Republican Loyalty Pledge: Should Trump Agree?
There are good reasons for the former president to opt in - or out.
Donald Trump (Photo by Scott Eisen/Getty Images)
And so the deed is done. Republican Party Chair Ronna McDaniel has announced that a loyalty pledge to the party’s ultimate 2024 presidential nominee will almost certainly be required of all candidates in order to be included in GOP-sponsored primary debates set to commence in August. “I think it’s kind of a no-brainer, right? If you’re going to be on the Republican National Committee debate stage asking voters to support you, you should say, ‘I’m going to support the voters and who they choose as the nominee,'” McDaniel told CNN on Sunday.
At the most basic level, it is not difficult to figure out the reason for such a decision – party unity – but also at whom it is aimed. Donald Trump famously refused to commit to supporting any nominee other than himself in 2016. And while the issue became moot when Trump ran roughshod over the rest of the candidates, it represented a looming sword of Damocles hanging over the party that has presented a quandary once more as Trump attempts to recover his former glory with a third – and presumably final – run for the big prize.
Indeed, things are very different seven years later in 2023, with much clean and polluted water under the dam, so Trump may now need the party more than the party needs him. A recent survey revealed that 50% of self-proclaimed Republicans are looking elsewhere for their next standard-bearer (at the same time, 60% of Democrats don’t want Biden, so it’s all relative).
Thus, the question becomes whether Trump, as a bow to present reality, views such a pledge as necessary or decides he need not do so and refuses to offer blind support in advance for a TBD nominee. None of the other candidates are likely to refuse the pledge, but Trump already stated in a recent interview – before the McDaniel edict – that his support would be conditional. “It would depend,” Mr. Trump told radio host Hugh Hewitt. “It would have to depend on who the nominee was.” Will he change his mind now on a crucial decision that is no longer theoretical? Will he go along to get along? Or will he stand his ground and refuse, preferring – or at least willing – to stand apart from a multi-candidate field with superior stature as the only one who has already performed the job in question?

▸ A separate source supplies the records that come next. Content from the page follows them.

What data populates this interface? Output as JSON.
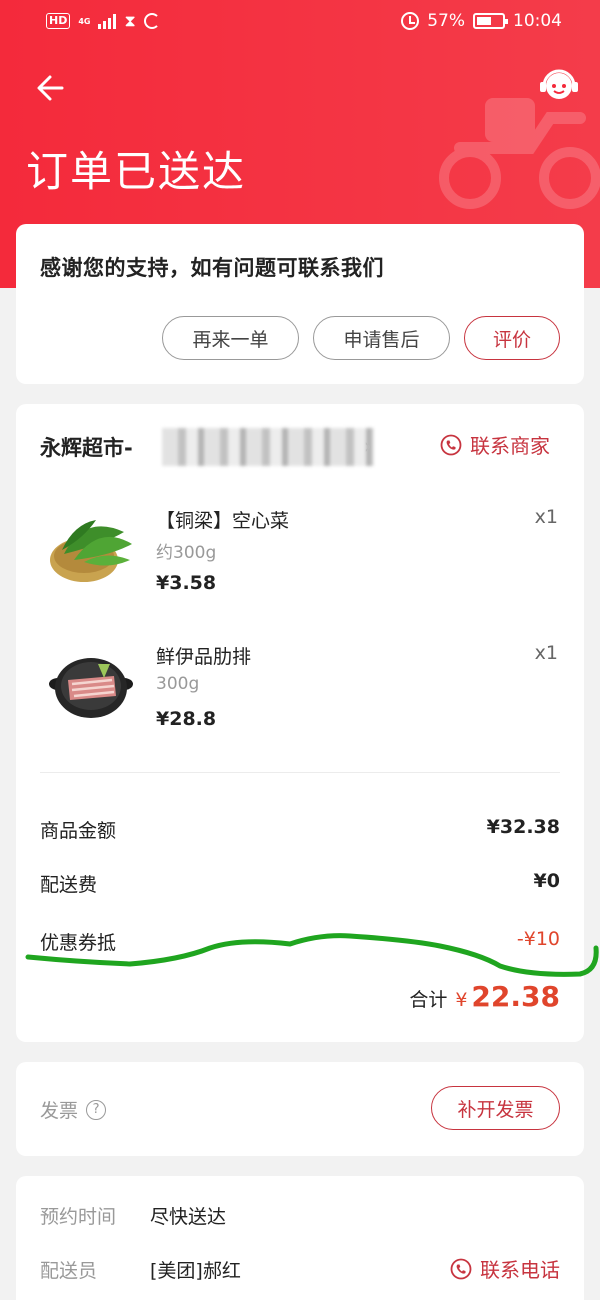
{
  "status_bar": {
    "hd": "HD",
    "network": "4G",
    "battery_percent": "57%",
    "time": "10:04"
  },
  "header": {
    "title": "订单已送达",
    "back_icon": "back-arrow-icon",
    "service_icon": "customer-service-icon"
  },
  "thanks_card": {
    "message": "感谢您的支持，如有问题可联系我们",
    "buttons": {
      "reorder": "再来一单",
      "after_sales": "申请售后",
      "review": "评价"
    }
  },
  "order": {
    "store_name": "永辉超市-",
    "contact_merchant": "联系商家",
    "products": [
      {
        "name": "【铜梁】空心菜",
        "spec": "约300g",
        "price": "¥3.58",
        "qty": "x1"
      },
      {
        "name": "鲜伊品肋排",
        "spec": "300g",
        "price": "¥28.8",
        "qty": "x1"
      }
    ],
    "fees": {
      "goods_label": "商品金额",
      "goods_value": "¥32.38",
      "delivery_label": "配送费",
      "delivery_value": "¥0",
      "coupon_label": "优惠券抵",
      "coupon_value": "-¥10"
    },
    "total_label": "合计",
    "total_currency": "¥",
    "total_amount": "22.38"
  },
  "invoice": {
    "label": "发票",
    "help_icon": "question-icon",
    "button": "补开发票"
  },
  "delivery": {
    "time_label": "预约时间",
    "time_value": "尽快送达",
    "courier_label": "配送员",
    "courier_value": "[美团]郝红",
    "contact_phone": "联系电话"
  },
  "colors": {
    "header_red": "#f42a3b",
    "accent_red": "#c7343f",
    "price_red": "#e0452c",
    "annotation_green": "#1fa51f"
  }
}
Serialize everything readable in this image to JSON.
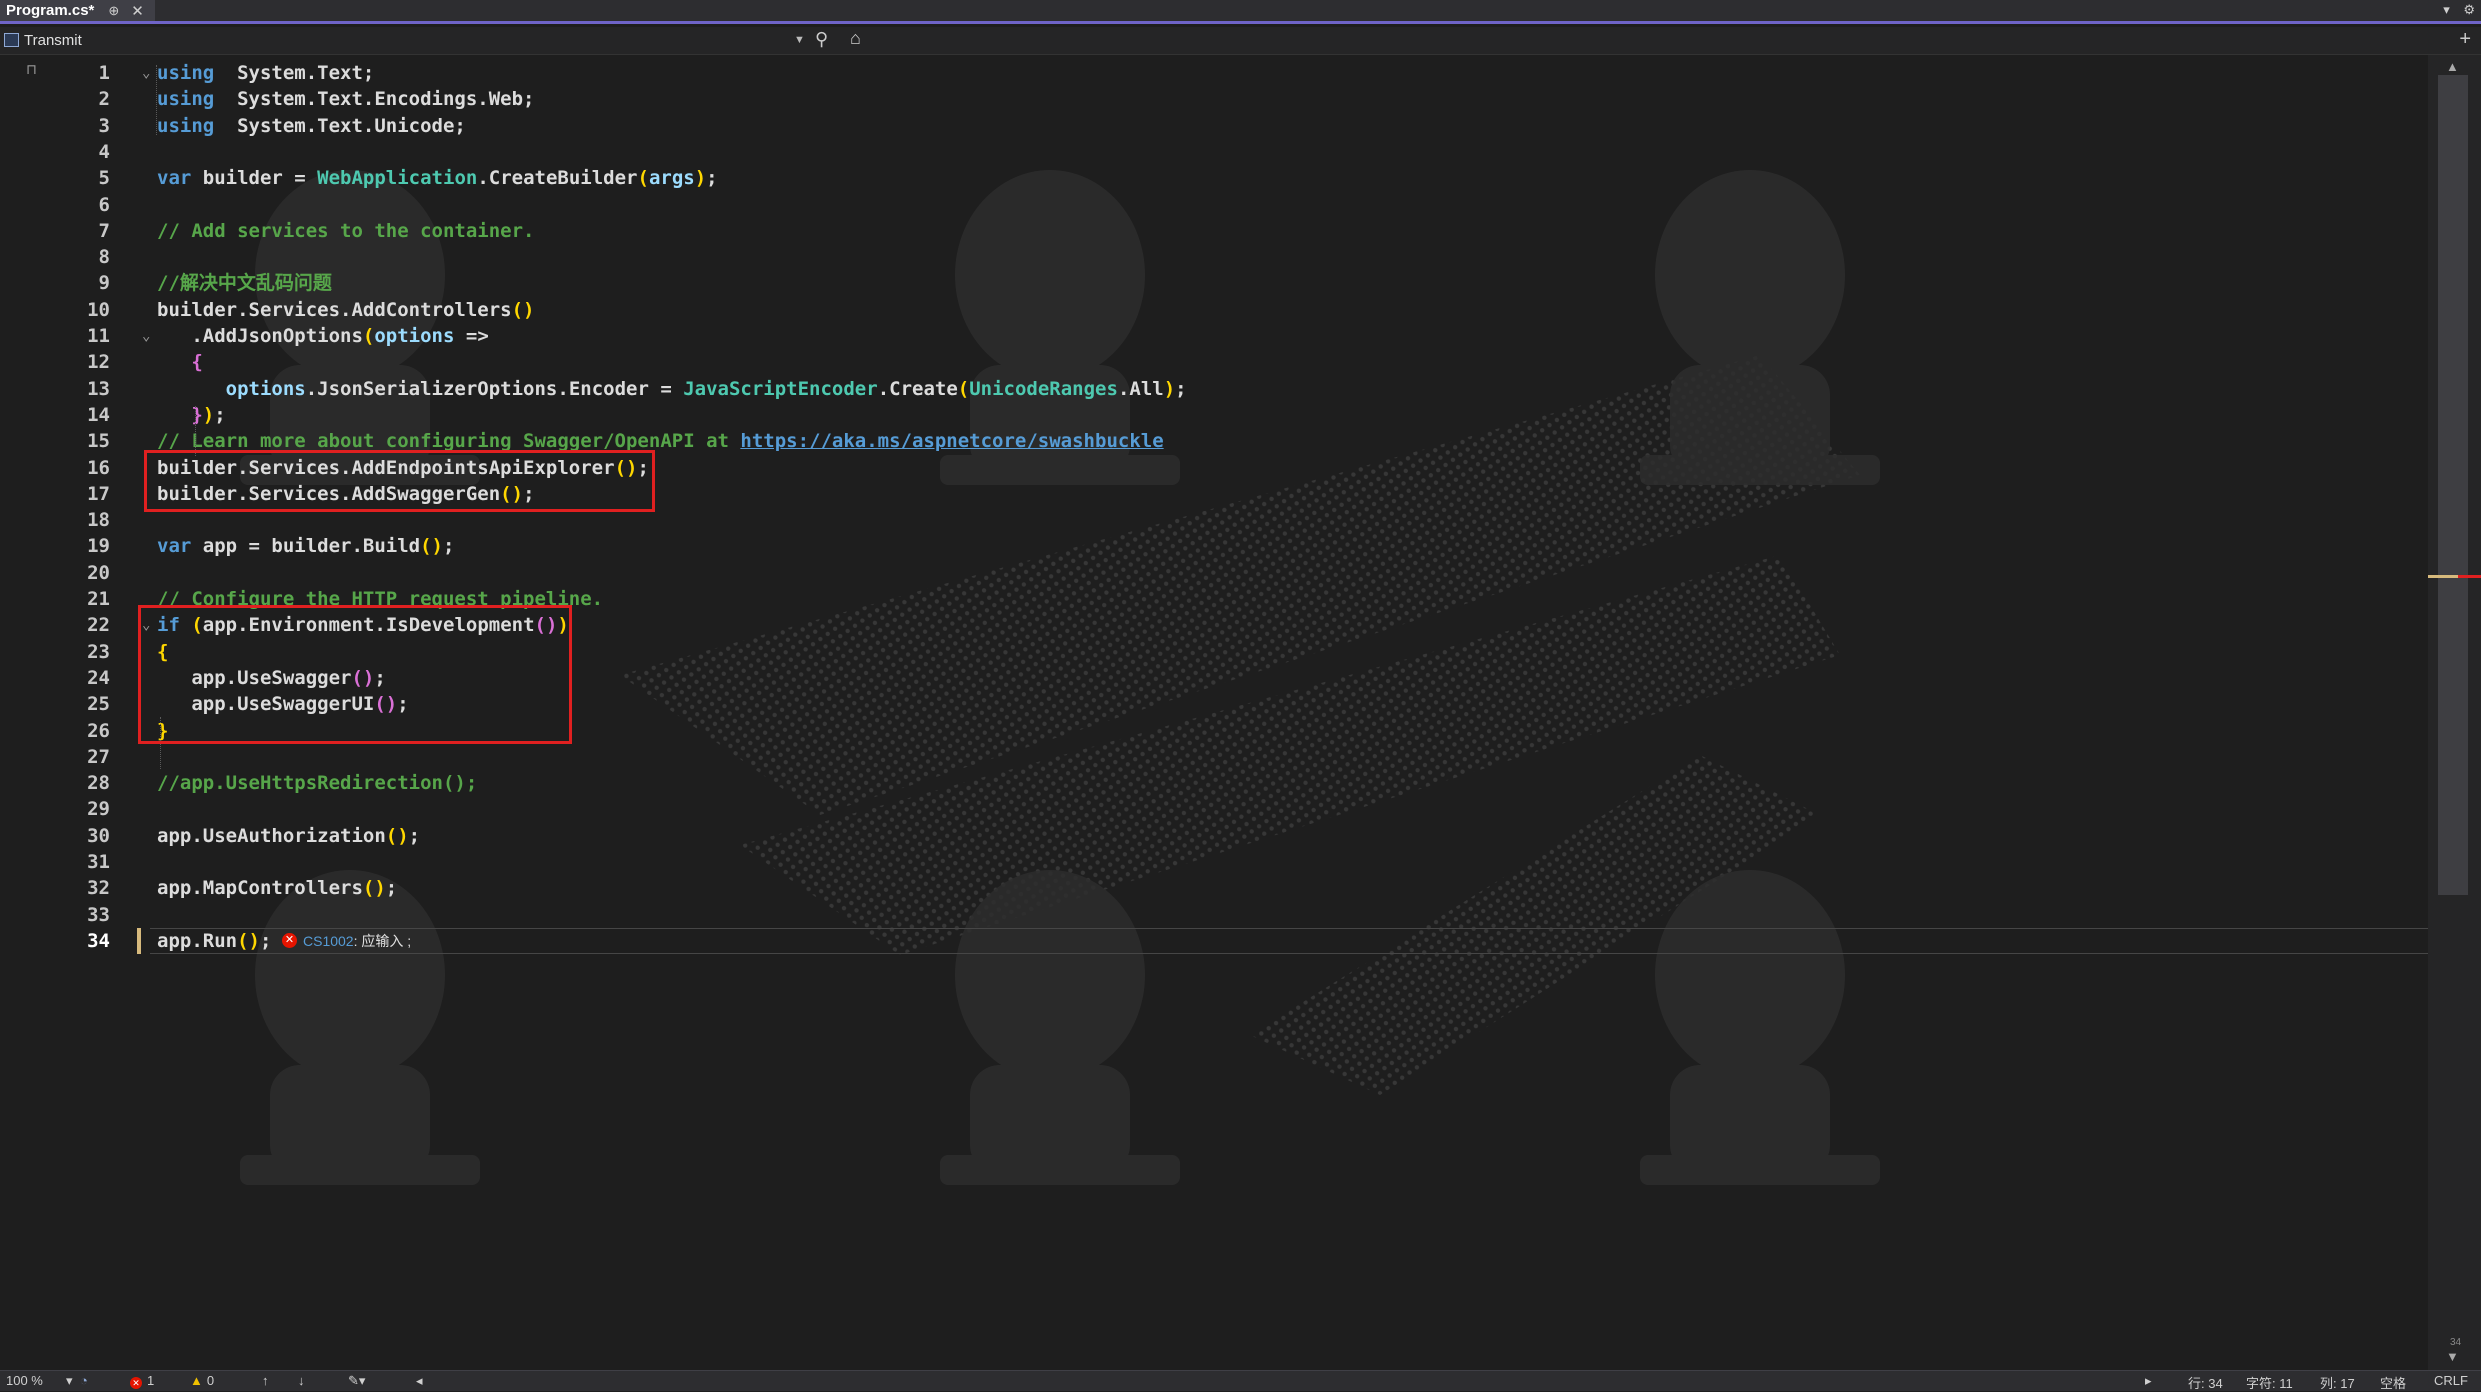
{
  "tab": {
    "title": "Program.cs*",
    "pin": "⊕",
    "close": "✕"
  },
  "nav": {
    "project": "Transmit"
  },
  "colors": {
    "accent": "#6f64c8",
    "highlight_box": "#e02020",
    "error": "#e51400"
  },
  "code": {
    "lines": [
      [
        [
          "kw",
          "using"
        ],
        [
          "",
          "  System.Text;"
        ]
      ],
      [
        [
          "kw",
          "using"
        ],
        [
          "",
          "  System.Text.Encodings.Web;"
        ]
      ],
      [
        [
          "kw",
          "using"
        ],
        [
          "",
          "  System.Text.Unicode;"
        ]
      ],
      [],
      [
        [
          "kw",
          "var"
        ],
        [
          "",
          " builder = "
        ],
        [
          "ty",
          "WebApplication"
        ],
        [
          "",
          ".CreateBuilder"
        ],
        [
          "b1",
          "("
        ],
        [
          "pr",
          "args"
        ],
        [
          "b1",
          ")"
        ],
        [
          "",
          ";"
        ]
      ],
      [],
      [
        [
          "cm",
          "// Add services to the container."
        ]
      ],
      [],
      [
        [
          "cm",
          "//解决中文乱码问题"
        ]
      ],
      [
        [
          "",
          "builder.Services.AddControllers"
        ],
        [
          "b1",
          "()"
        ]
      ],
      [
        [
          "",
          "   .AddJsonOptions"
        ],
        [
          "b1",
          "("
        ],
        [
          "pr",
          "options"
        ],
        [
          "",
          " =>"
        ]
      ],
      [
        [
          "",
          "   "
        ],
        [
          "b2",
          "{"
        ]
      ],
      [
        [
          "",
          "      "
        ],
        [
          "pr",
          "options"
        ],
        [
          "",
          ".JsonSerializerOptions.Encoder = "
        ],
        [
          "ty",
          "JavaScriptEncoder"
        ],
        [
          "",
          ".Create"
        ],
        [
          "b1",
          "("
        ],
        [
          "ty",
          "UnicodeRanges"
        ],
        [
          "",
          ".All"
        ],
        [
          "b1",
          ")"
        ],
        [
          "",
          ";"
        ]
      ],
      [
        [
          "",
          "   "
        ],
        [
          "b2",
          "}"
        ],
        [
          "b1",
          ")"
        ],
        [
          "",
          ";"
        ]
      ],
      [
        [
          "cm",
          "// Learn more about configuring Swagger/OpenAPI at "
        ],
        [
          "lk",
          "https://aka.ms/aspnetcore/swashbuckle"
        ]
      ],
      [
        [
          "",
          "builder.Services.AddEndpointsApiExplorer"
        ],
        [
          "b1",
          "()"
        ],
        [
          "",
          ";"
        ]
      ],
      [
        [
          "",
          "builder.Services.AddSwaggerGen"
        ],
        [
          "b1",
          "()"
        ],
        [
          "",
          ";"
        ]
      ],
      [],
      [
        [
          "kw",
          "var"
        ],
        [
          "",
          " app = builder.Build"
        ],
        [
          "b1",
          "()"
        ],
        [
          "",
          ";"
        ]
      ],
      [],
      [
        [
          "cm",
          "// Configure the HTTP request pipeline."
        ]
      ],
      [
        [
          "kw",
          "if"
        ],
        [
          "",
          " "
        ],
        [
          "b1",
          "("
        ],
        [
          "",
          "app.Environment.IsDevelopment"
        ],
        [
          "b2",
          "()"
        ],
        [
          "b1",
          ")"
        ]
      ],
      [
        [
          "b1",
          "{"
        ]
      ],
      [
        [
          "",
          "   app.UseSwagger"
        ],
        [
          "b2",
          "()"
        ],
        [
          "",
          ";"
        ]
      ],
      [
        [
          "",
          "   app.UseSwaggerUI"
        ],
        [
          "b2",
          "()"
        ],
        [
          "",
          ";"
        ]
      ],
      [
        [
          "b1",
          "}"
        ]
      ],
      [],
      [
        [
          "cm",
          "//app.UseHttpsRedirection();"
        ]
      ],
      [],
      [
        [
          "",
          "app.UseAuthorization"
        ],
        [
          "b1",
          "()"
        ],
        [
          "",
          ";"
        ]
      ],
      [],
      [
        [
          "",
          "app.MapControllers"
        ],
        [
          "b1",
          "()"
        ],
        [
          "",
          ";"
        ]
      ],
      [],
      [
        [
          "",
          "app.Run"
        ],
        [
          "b1",
          "()"
        ],
        [
          "",
          ";"
        ]
      ]
    ],
    "folds": [
      1,
      11,
      22
    ],
    "current_line": 34
  },
  "error_hint": {
    "code": "CS1002",
    "message": ": 应输入 ;"
  },
  "status": {
    "zoom": "100 %",
    "errors": "1",
    "warnings": "0",
    "line": "行: 34",
    "char": "字符: 11",
    "col": "列: 17",
    "whitespace": "空格",
    "eol": "CRLF"
  },
  "scrollbar": {
    "tiny_label": "34"
  }
}
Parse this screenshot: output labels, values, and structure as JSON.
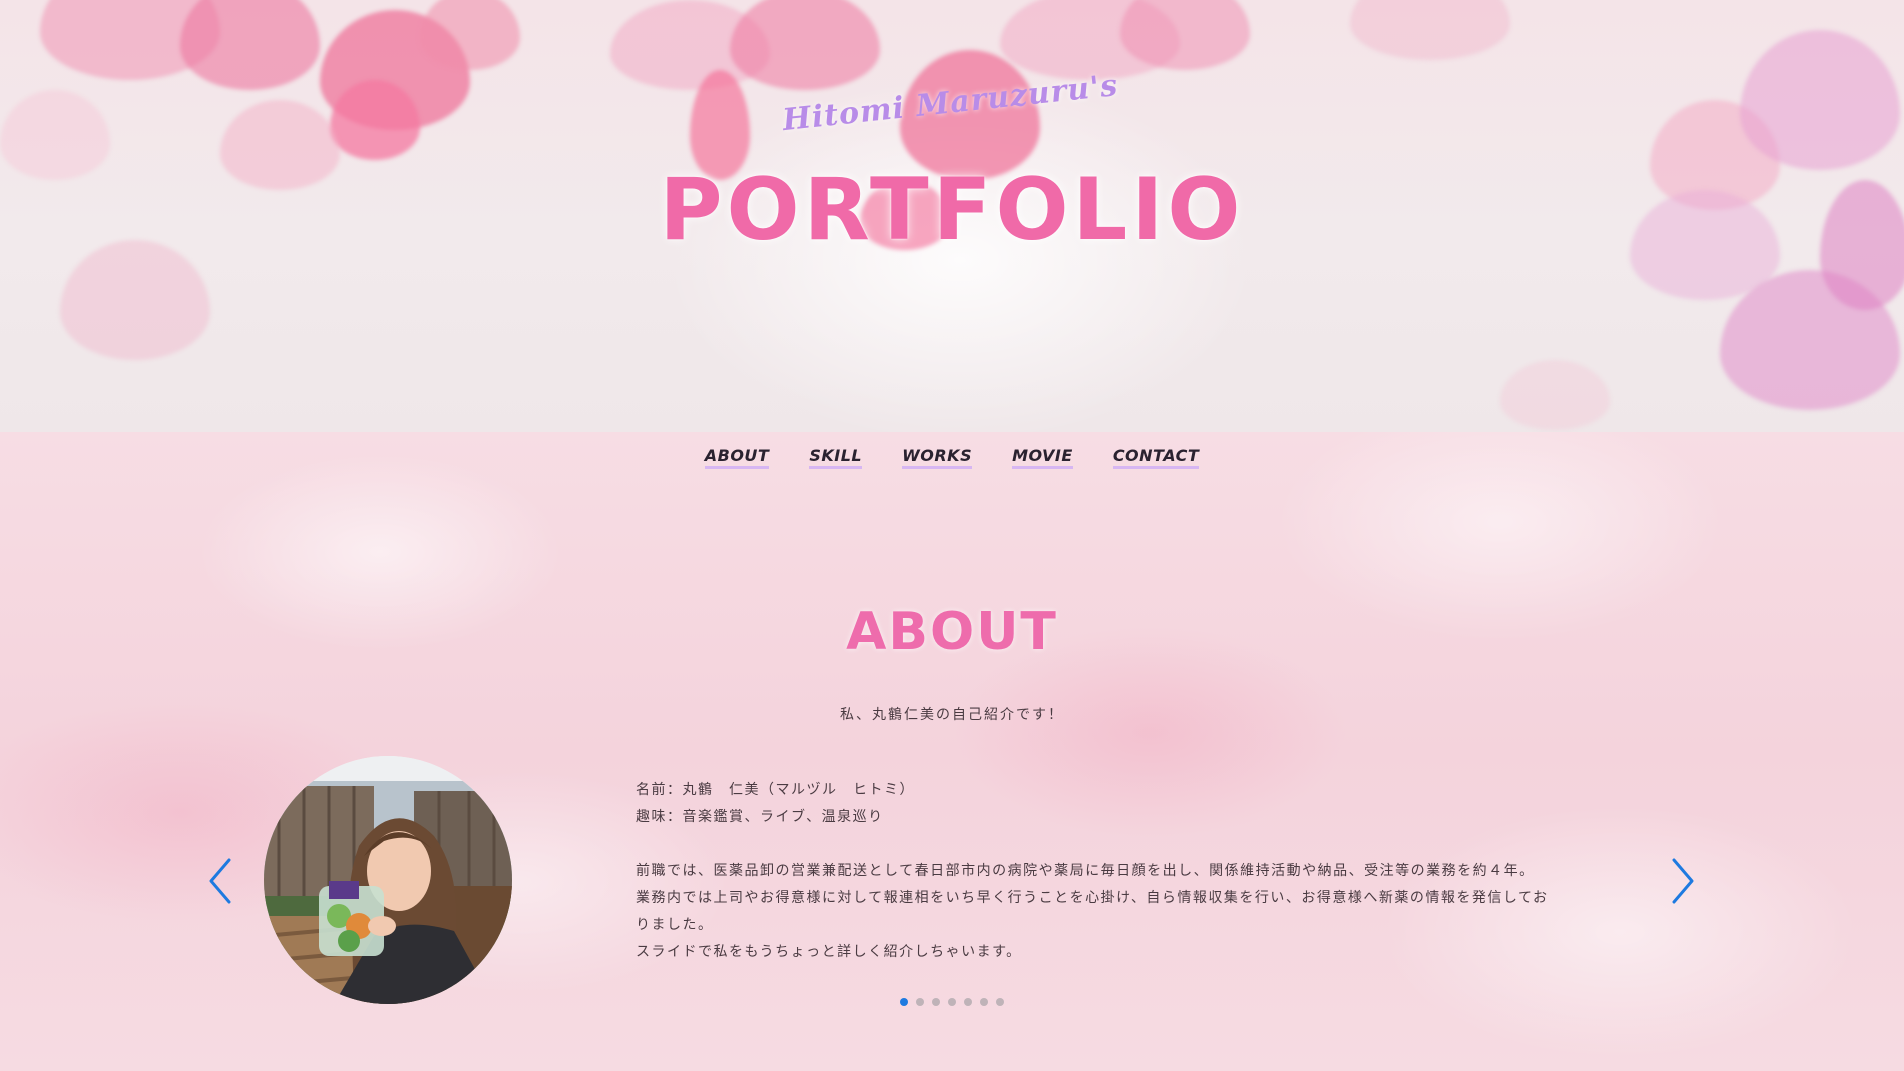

Trump and the Loyalty Pledge: Damned if You Do – Or Don’t
There is good reason for Trump to say yes to the pledge, but also good reason to say no. While the likes of Ron DeSantis and Mike Pompeo hold worldviews similar to Trump, there are as many as a dozen Republicans who have expressed some level of interest in a presidential run, and a few – most prominently New Hampshire Gov. Chris Sununu and former Maryland Gov. Larry Hogan – are Trump critics, if not outright Never-Trumpers. Then there are others, including Trump UN Ambassador Nikki Haley, who threw her hat in the ring recently, plus Trump’s VP Mike Pence and Secretary of State Mike Pompeo, who come out of the Trump administration but have since, for varying reasons, established relative independence from the Trump brand.
In explaining additional requirements for participation such as a minimum percentage in accredited polls, McDaniel made clear the bar will be high enough to allow the party “to make sure you have people on the debate stage who are running for president. We don’t want people who are running for book deals, or media contracts, or Cabinet positions.”
That can plausibly be said of almost every potential candidate likely to run – with the striking exception of former President Donald Trump. But once the GOP makes the loyalty pledge edict official, should he agree to endorse a candidate he finds wanting at best, or who stands as an outspoken opponent of him at worst? His answer will reveal much about how the Trump whom Republicans have come to know – and mostly love – feels about his own chances of reclaiming his perch in the Oval Office.